執筆時点で材料力学の説明をしてきて基本的なことは、だいたい終わった。
材料力学の重要性は、今までの説明でもちょっとしつこくらい述べてきたつもりだ。
機械設計に必ず必要な材料力学の基本が終えたところで超大切な技術者倫理感について過去の大きな失敗から紹介したいと思う。
なぜ、機械設計講座の最初にこの技術者倫理を紹介しなかった理由は、材料力学の知識を身につけてから考えることで具体的に過去の失敗のヤバさ、対策の考え方が理解できると思う。
世界3大失敗+日本での大事故と技術者倫理の基本
機械で有名な世界3大失敗と言われているコメット墜落事故、リバティ船沈没事故、タコマ橋の崩壊を説明していく。

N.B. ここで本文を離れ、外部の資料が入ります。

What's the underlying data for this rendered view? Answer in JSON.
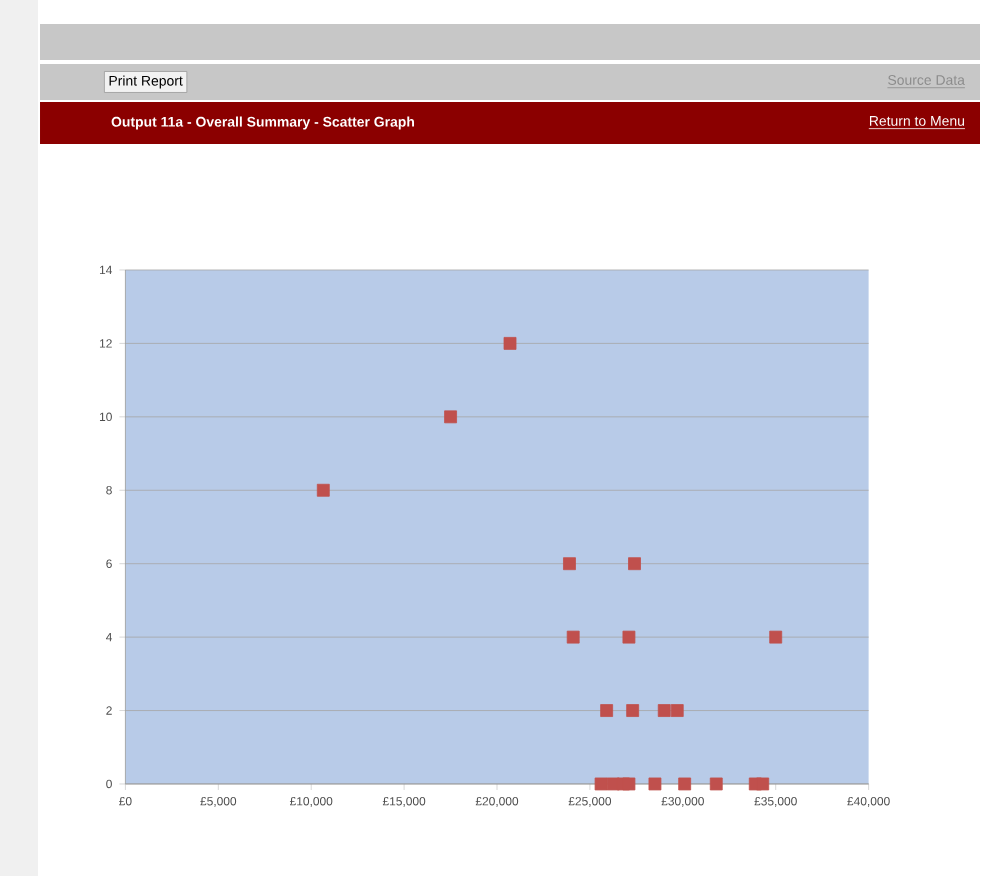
{
  "chart_data": {
    "type": "scatter",
    "title": "Output 11a - Overall Summary - Scatter Graph",
    "annotations": [
      "Print Report",
      "Source Data",
      "Return to Menu"
    ],
    "x": [
      10650,
      17500,
      20700,
      23900,
      27400,
      24100,
      27100,
      35000,
      25900,
      27300,
      29000,
      29700,
      25600,
      26250,
      26800,
      27100,
      28500,
      30100,
      31800,
      33900,
      34300
    ],
    "series": [
      {
        "color": "#c0504d",
        "values": [
          8,
          10,
          12,
          6,
          6,
          4,
          4,
          4,
          2,
          2,
          2,
          2,
          0,
          0,
          0,
          0,
          0,
          0,
          0,
          0,
          0
        ]
      }
    ],
    "xlim": [
      0,
      40000
    ],
    "xticks": [
      {
        "value": 0,
        "label": "£0"
      },
      {
        "value": 5000,
        "label": "£5,000"
      },
      {
        "value": 10000,
        "label": "£10,000"
      },
      {
        "value": 15000,
        "label": "£15,000"
      },
      {
        "value": 20000,
        "label": "£20,000"
      },
      {
        "value": 25000,
        "label": "£25,000"
      },
      {
        "value": 30000,
        "label": "£30,000"
      },
      {
        "value": 35000,
        "label": "£35,000"
      },
      {
        "value": 40000,
        "label": "£40,000"
      }
    ],
    "ylim": [
      0,
      14
    ],
    "yticks": [
      0,
      2,
      4,
      6,
      8,
      10,
      12,
      14
    ],
    "grid": "y",
    "marker": "square"
  }
}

さらにより日本人にとって身近な某自動車会社のリコール隠し事件を紹介したいと思う(会社を隠す必要があるのかわからないけど一応ね)。
いずれの事件でも人が、亡くなっている(幸いタコマ橋だけ人命が失われていない)。
そう、機械設計では、検討を間違えると(特に材料力学の検討)本当に人が死ぬのだ。
筆者の考えは、おそらく多くの方に同意いただけると思うが“何人たりとも他人の生命および財産を傷つけたり、奪ったり、脅かしてはいけない“と思っている。

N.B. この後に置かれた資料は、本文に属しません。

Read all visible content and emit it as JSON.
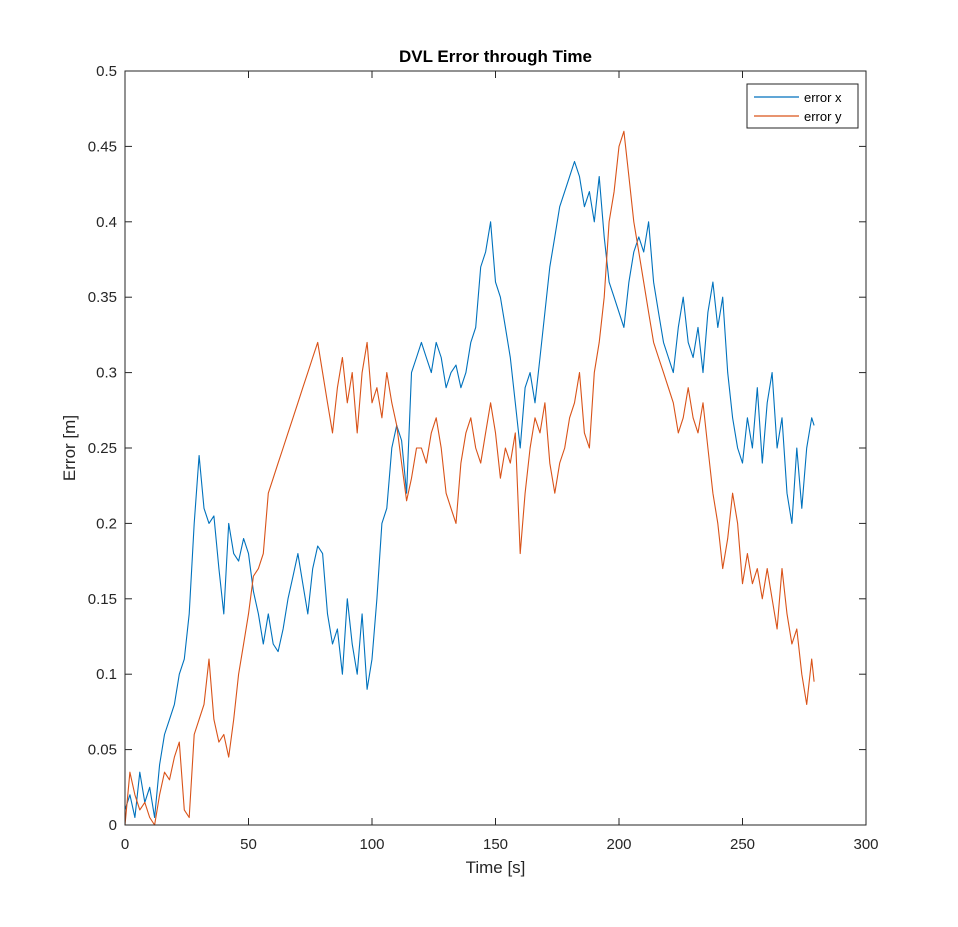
{
  "chart_data": {
    "type": "line",
    "title": "DVL Error through Time",
    "xlabel": "Time [s]",
    "ylabel": "Error [m]",
    "xlim": [
      0,
      300
    ],
    "ylim": [
      0,
      0.5
    ],
    "xticks": [
      0,
      50,
      100,
      150,
      200,
      250,
      300
    ],
    "xtick_labels": [
      "0",
      "50",
      "100",
      "150",
      "200",
      "250",
      "300"
    ],
    "yticks": [
      0,
      0.05,
      0.1,
      0.15,
      0.2,
      0.25,
      0.3,
      0.35,
      0.4,
      0.45,
      0.5
    ],
    "ytick_labels": [
      "0",
      "0.05",
      "0.1",
      "0.15",
      "0.2",
      "0.25",
      "0.3",
      "0.35",
      "0.4",
      "0.45",
      "0.5"
    ],
    "grid": false,
    "legend_position": "top-right",
    "series": [
      {
        "name": "error x",
        "color": "#0072BD",
        "points": [
          [
            0,
            0.01
          ],
          [
            2,
            0.02
          ],
          [
            4,
            0.005
          ],
          [
            6,
            0.035
          ],
          [
            8,
            0.015
          ],
          [
            10,
            0.025
          ],
          [
            12,
            0.005
          ],
          [
            14,
            0.04
          ],
          [
            16,
            0.06
          ],
          [
            18,
            0.07
          ],
          [
            20,
            0.08
          ],
          [
            22,
            0.1
          ],
          [
            24,
            0.11
          ],
          [
            26,
            0.14
          ],
          [
            28,
            0.2
          ],
          [
            30,
            0.245
          ],
          [
            32,
            0.21
          ],
          [
            34,
            0.2
          ],
          [
            36,
            0.205
          ],
          [
            38,
            0.17
          ],
          [
            40,
            0.14
          ],
          [
            42,
            0.2
          ],
          [
            44,
            0.18
          ],
          [
            46,
            0.175
          ],
          [
            48,
            0.19
          ],
          [
            50,
            0.18
          ],
          [
            52,
            0.155
          ],
          [
            54,
            0.14
          ],
          [
            56,
            0.12
          ],
          [
            58,
            0.14
          ],
          [
            60,
            0.12
          ],
          [
            62,
            0.115
          ],
          [
            64,
            0.13
          ],
          [
            66,
            0.15
          ],
          [
            68,
            0.165
          ],
          [
            70,
            0.18
          ],
          [
            72,
            0.16
          ],
          [
            74,
            0.14
          ],
          [
            76,
            0.17
          ],
          [
            78,
            0.185
          ],
          [
            80,
            0.18
          ],
          [
            82,
            0.14
          ],
          [
            84,
            0.12
          ],
          [
            86,
            0.13
          ],
          [
            88,
            0.1
          ],
          [
            90,
            0.15
          ],
          [
            92,
            0.12
          ],
          [
            94,
            0.1
          ],
          [
            96,
            0.14
          ],
          [
            98,
            0.09
          ],
          [
            100,
            0.11
          ],
          [
            102,
            0.15
          ],
          [
            104,
            0.2
          ],
          [
            106,
            0.21
          ],
          [
            108,
            0.25
          ],
          [
            110,
            0.265
          ],
          [
            112,
            0.255
          ],
          [
            114,
            0.22
          ],
          [
            116,
            0.3
          ],
          [
            118,
            0.31
          ],
          [
            120,
            0.32
          ],
          [
            122,
            0.31
          ],
          [
            124,
            0.3
          ],
          [
            126,
            0.32
          ],
          [
            128,
            0.31
          ],
          [
            130,
            0.29
          ],
          [
            132,
            0.3
          ],
          [
            134,
            0.305
          ],
          [
            136,
            0.29
          ],
          [
            138,
            0.3
          ],
          [
            140,
            0.32
          ],
          [
            142,
            0.33
          ],
          [
            144,
            0.37
          ],
          [
            146,
            0.38
          ],
          [
            148,
            0.4
          ],
          [
            150,
            0.36
          ],
          [
            152,
            0.35
          ],
          [
            154,
            0.33
          ],
          [
            156,
            0.31
          ],
          [
            158,
            0.28
          ],
          [
            160,
            0.25
          ],
          [
            162,
            0.29
          ],
          [
            164,
            0.3
          ],
          [
            166,
            0.28
          ],
          [
            168,
            0.31
          ],
          [
            170,
            0.34
          ],
          [
            172,
            0.37
          ],
          [
            174,
            0.39
          ],
          [
            176,
            0.41
          ],
          [
            178,
            0.42
          ],
          [
            180,
            0.43
          ],
          [
            182,
            0.44
          ],
          [
            184,
            0.43
          ],
          [
            186,
            0.41
          ],
          [
            188,
            0.42
          ],
          [
            190,
            0.4
          ],
          [
            192,
            0.43
          ],
          [
            194,
            0.39
          ],
          [
            196,
            0.36
          ],
          [
            198,
            0.35
          ],
          [
            200,
            0.34
          ],
          [
            202,
            0.33
          ],
          [
            204,
            0.36
          ],
          [
            206,
            0.38
          ],
          [
            208,
            0.39
          ],
          [
            210,
            0.38
          ],
          [
            212,
            0.4
          ],
          [
            214,
            0.36
          ],
          [
            216,
            0.34
          ],
          [
            218,
            0.32
          ],
          [
            220,
            0.31
          ],
          [
            222,
            0.3
          ],
          [
            224,
            0.33
          ],
          [
            226,
            0.35
          ],
          [
            228,
            0.32
          ],
          [
            230,
            0.31
          ],
          [
            232,
            0.33
          ],
          [
            234,
            0.3
          ],
          [
            236,
            0.34
          ],
          [
            238,
            0.36
          ],
          [
            240,
            0.33
          ],
          [
            242,
            0.35
          ],
          [
            244,
            0.3
          ],
          [
            246,
            0.27
          ],
          [
            248,
            0.25
          ],
          [
            250,
            0.24
          ],
          [
            252,
            0.27
          ],
          [
            254,
            0.25
          ],
          [
            256,
            0.29
          ],
          [
            258,
            0.24
          ],
          [
            260,
            0.28
          ],
          [
            262,
            0.3
          ],
          [
            264,
            0.25
          ],
          [
            266,
            0.27
          ],
          [
            268,
            0.22
          ],
          [
            270,
            0.2
          ],
          [
            272,
            0.25
          ],
          [
            274,
            0.21
          ],
          [
            276,
            0.25
          ],
          [
            278,
            0.27
          ],
          [
            279,
            0.265
          ]
        ]
      },
      {
        "name": "error y",
        "color": "#D95319",
        "points": [
          [
            0,
            0.0
          ],
          [
            2,
            0.035
          ],
          [
            4,
            0.02
          ],
          [
            6,
            0.01
          ],
          [
            8,
            0.015
          ],
          [
            10,
            0.005
          ],
          [
            12,
            0.0
          ],
          [
            14,
            0.02
          ],
          [
            16,
            0.035
          ],
          [
            18,
            0.03
          ],
          [
            20,
            0.045
          ],
          [
            22,
            0.055
          ],
          [
            24,
            0.01
          ],
          [
            26,
            0.005
          ],
          [
            28,
            0.06
          ],
          [
            30,
            0.07
          ],
          [
            32,
            0.08
          ],
          [
            34,
            0.11
          ],
          [
            36,
            0.07
          ],
          [
            38,
            0.055
          ],
          [
            40,
            0.06
          ],
          [
            42,
            0.045
          ],
          [
            44,
            0.07
          ],
          [
            46,
            0.1
          ],
          [
            48,
            0.12
          ],
          [
            50,
            0.14
          ],
          [
            52,
            0.165
          ],
          [
            54,
            0.17
          ],
          [
            56,
            0.18
          ],
          [
            58,
            0.22
          ],
          [
            60,
            0.23
          ],
          [
            62,
            0.24
          ],
          [
            64,
            0.25
          ],
          [
            66,
            0.26
          ],
          [
            68,
            0.27
          ],
          [
            70,
            0.28
          ],
          [
            72,
            0.29
          ],
          [
            74,
            0.3
          ],
          [
            76,
            0.31
          ],
          [
            78,
            0.32
          ],
          [
            80,
            0.3
          ],
          [
            82,
            0.28
          ],
          [
            84,
            0.26
          ],
          [
            86,
            0.29
          ],
          [
            88,
            0.31
          ],
          [
            90,
            0.28
          ],
          [
            92,
            0.3
          ],
          [
            94,
            0.26
          ],
          [
            96,
            0.3
          ],
          [
            98,
            0.32
          ],
          [
            100,
            0.28
          ],
          [
            102,
            0.29
          ],
          [
            104,
            0.27
          ],
          [
            106,
            0.3
          ],
          [
            108,
            0.28
          ],
          [
            110,
            0.265
          ],
          [
            112,
            0.24
          ],
          [
            114,
            0.215
          ],
          [
            116,
            0.23
          ],
          [
            118,
            0.25
          ],
          [
            120,
            0.25
          ],
          [
            122,
            0.24
          ],
          [
            124,
            0.26
          ],
          [
            126,
            0.27
          ],
          [
            128,
            0.25
          ],
          [
            130,
            0.22
          ],
          [
            132,
            0.21
          ],
          [
            134,
            0.2
          ],
          [
            136,
            0.24
          ],
          [
            138,
            0.26
          ],
          [
            140,
            0.27
          ],
          [
            142,
            0.25
          ],
          [
            144,
            0.24
          ],
          [
            146,
            0.26
          ],
          [
            148,
            0.28
          ],
          [
            150,
            0.26
          ],
          [
            152,
            0.23
          ],
          [
            154,
            0.25
          ],
          [
            156,
            0.24
          ],
          [
            158,
            0.26
          ],
          [
            160,
            0.18
          ],
          [
            162,
            0.22
          ],
          [
            164,
            0.25
          ],
          [
            166,
            0.27
          ],
          [
            168,
            0.26
          ],
          [
            170,
            0.28
          ],
          [
            172,
            0.24
          ],
          [
            174,
            0.22
          ],
          [
            176,
            0.24
          ],
          [
            178,
            0.25
          ],
          [
            180,
            0.27
          ],
          [
            182,
            0.28
          ],
          [
            184,
            0.3
          ],
          [
            186,
            0.26
          ],
          [
            188,
            0.25
          ],
          [
            190,
            0.3
          ],
          [
            192,
            0.32
          ],
          [
            194,
            0.35
          ],
          [
            196,
            0.4
          ],
          [
            198,
            0.42
          ],
          [
            200,
            0.45
          ],
          [
            202,
            0.46
          ],
          [
            204,
            0.43
          ],
          [
            206,
            0.4
          ],
          [
            208,
            0.38
          ],
          [
            210,
            0.36
          ],
          [
            212,
            0.34
          ],
          [
            214,
            0.32
          ],
          [
            216,
            0.31
          ],
          [
            218,
            0.3
          ],
          [
            220,
            0.29
          ],
          [
            222,
            0.28
          ],
          [
            224,
            0.26
          ],
          [
            226,
            0.27
          ],
          [
            228,
            0.29
          ],
          [
            230,
            0.27
          ],
          [
            232,
            0.26
          ],
          [
            234,
            0.28
          ],
          [
            236,
            0.25
          ],
          [
            238,
            0.22
          ],
          [
            240,
            0.2
          ],
          [
            242,
            0.17
          ],
          [
            244,
            0.19
          ],
          [
            246,
            0.22
          ],
          [
            248,
            0.2
          ],
          [
            250,
            0.16
          ],
          [
            252,
            0.18
          ],
          [
            254,
            0.16
          ],
          [
            256,
            0.17
          ],
          [
            258,
            0.15
          ],
          [
            260,
            0.17
          ],
          [
            262,
            0.15
          ],
          [
            264,
            0.13
          ],
          [
            266,
            0.17
          ],
          [
            268,
            0.14
          ],
          [
            270,
            0.12
          ],
          [
            272,
            0.13
          ],
          [
            274,
            0.1
          ],
          [
            276,
            0.08
          ],
          [
            278,
            0.11
          ],
          [
            279,
            0.095
          ]
        ]
      }
    ]
  }
}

また道具は、基本的に人の役に立ち、少しでも人々の幸福に貢献するものであって人に危害を加えては、いけないと思っている。
しかしながら、悪意がなくて良かれと思ってやったことでも人に危害を加える場合がある。
最悪、返すことができる財産ならまだしも生命は戻ってこない。
その生命を奪うことに繋がる可能性がある重大な検討事項の一つが材料力学の検討不足だ。
しかしそれでは、人類が進歩しないと思われる方もいると思うが筆者の考えでは、チャレンジャーやパイオニアが(基本的にあってはならないことだが)最悪の事態で命を落とすことがあるかもしれない(主に宇宙関連のパイオニア達など)。
しかしながらそのようなプロの人たちは、危険を十分に認識し説明されていて、場合によってはお金や名誉をもらっていたりして本人が納得している上での事故であれば良くはないがあるかもしれない。
ただ今回、紹介する事件は、いずれも最新技術で安全ですと言われてお金を払ってお客さんとして使っている人が多数、命を落としている。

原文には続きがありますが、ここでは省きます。